The other day we were reading an opinion from an auto pundit on the length of auto loans, and were taken aback by the naivete of several statements. It seems that some folks in the competitive atmosphere that is the auto business prefer to have a brief and narrow focus.
If you are in the auto business at some point the thought of how long will these low interest long term loans keep on going, and how much deficiency can we roll over on many deals; must have surely crossed your mind.
Almost 6 years ago, agreed its an eternity in this business we wrote "Wash Out" our white paper on washing out of trades, leasing, and residual values. Those were the days when the Canadian dollar was finally climbing out of the basement, and suddenly prices of vehicles in Canada were high.
If you remember leasing at the time was extremely popular in Canada with a penetration of over 40%, obvious that lowering prices would impact and heighten the residual risk carried by the various manufacturers. Manufacturers were concerned, dealers were muzzled, consumers were incensed.
About a year later a couple of manufacturers were tethering on the brink of disaster, were bailed out, and what a great excuse for a lot of manufacturers to get out of leasing, and further shift the value risk to the customer.

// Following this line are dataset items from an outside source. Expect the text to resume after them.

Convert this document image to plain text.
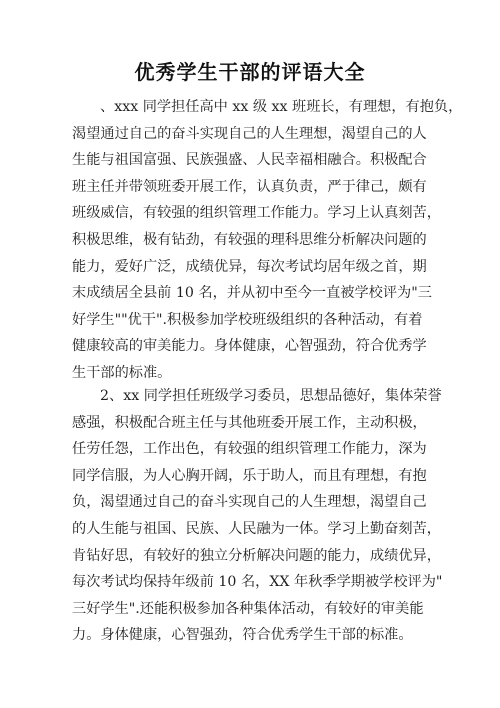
优秀学生干部的评语大全
、xxx 同学担任高中 xx 级 xx 班班长，有理想，有抱负，
渴望通过自己的奋斗实现自己的人生理想，渴望自己的人
生能与祖国富强、民族强盛、人民幸福相融合。积极配合
班主任并带领班委开展工作，认真负责，严于律己，颇有
班级威信，有较强的组织管理工作能力。学习上认真刻苦，
积极思维，极有钻劲，有较强的理科思维分析解决问题的
能力，爱好广泛，成绩优异，每次考试均居年级之首，期
末成绩居全县前 10 名，并从初中至今一直被学校评为"三
好学生""优干".积极参加学校班级组织的各种活动，有着
健康较高的审美能力。身体健康，心智强劲，符合优秀学
生干部的标准。
2、xx 同学担任班级学习委员，思想品德好，集体荣誉
感强，积极配合班主任与其他班委开展工作，主动积极，
任劳任怨，工作出色，有较强的组织管理工作能力，深为
同学信服，为人心胸开阔，乐于助人，而且有理想，有抱
负，渴望通过自己的奋斗实现自己的人生理想，渴望自己
的人生能与祖国、民族、人民融为一体。学习上勤奋刻苦，
肯钻好思，有较好的独立分析解决问题的能力，成绩优异，
每次考试均保持年级前 10 名，XX 年秋季学期被学校评为"
三好学生".还能积极参加各种集体活动，有较好的审美能
力。身体健康，心智强劲，符合优秀学生干部的标准。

It was a brilliant move, lets lengthen the terms of the loans (to make vehicles affordable) and lets shift the value risk to the customer. At the outset it was simple enough, lets go from 60 to 72 months, lets go from 72 to 84 months (to compensate for the what would have been a value risk to now a deficiency). Finally lets step on the gas and go from 84 to 96 months to try and get every deal with any and every deficiency.
Its a successful formula...vehicle sales are on the rise. At the same time lets go from 96 to 108 does not make sense, everyone knows that the ceiling is at 96, and 0 percent...which was reached some time ago.
During the turmoil in the market, some manufacturers elected to continue leasing and assume the residual risk, remarket the lease returns, strengthen their nascent CPO efforts of the time, and literally continue to have an excellent flow of used vehicles. While making money twice on most vehicles, which remains an appealing aspect of leasing.
We all know that financial services are an intrinsic part of "moving iron", and balancing the risk is the fine art of the financial services offered...a few months ago we published Money for the Deal depicting the fine art and evolution of financial services.
What is the current reality?
Manufacturers offer finance terms up to 96 months at 0 percent interest simply to be in a position to actually do business, since the customer in many instances is in a deficiency position with the trade in. At this point its become a vicious circle. The customer know that he is deficient and seeks out the best terms and monthy payments to actually do a deal. The lenght of the term is somewhat irrelevant, its the monthly payment that is important.
If you actually believe that the terms are longer, because vehicles are more reliable...its your choice!
The manufacturers that continued to lease during the turmoil, and continued to assume the residual risk are in a different position and ensured a better flow of repeat business and loyalty.
In most instances the customer will trade one vehicle for another for a comparable monthly payment that fits in the budget. Obvious that the customer assumes the value risk of the vehicle, while the manufacturers assist the customer in rolling over the risk from one vehicle to another.
Why is leasing emerging again, its the plan B to compensate for the limit of the 96 month terms.
Its how much for the trade, and how will you shift the risk to the next vehicle, and stay within my budget.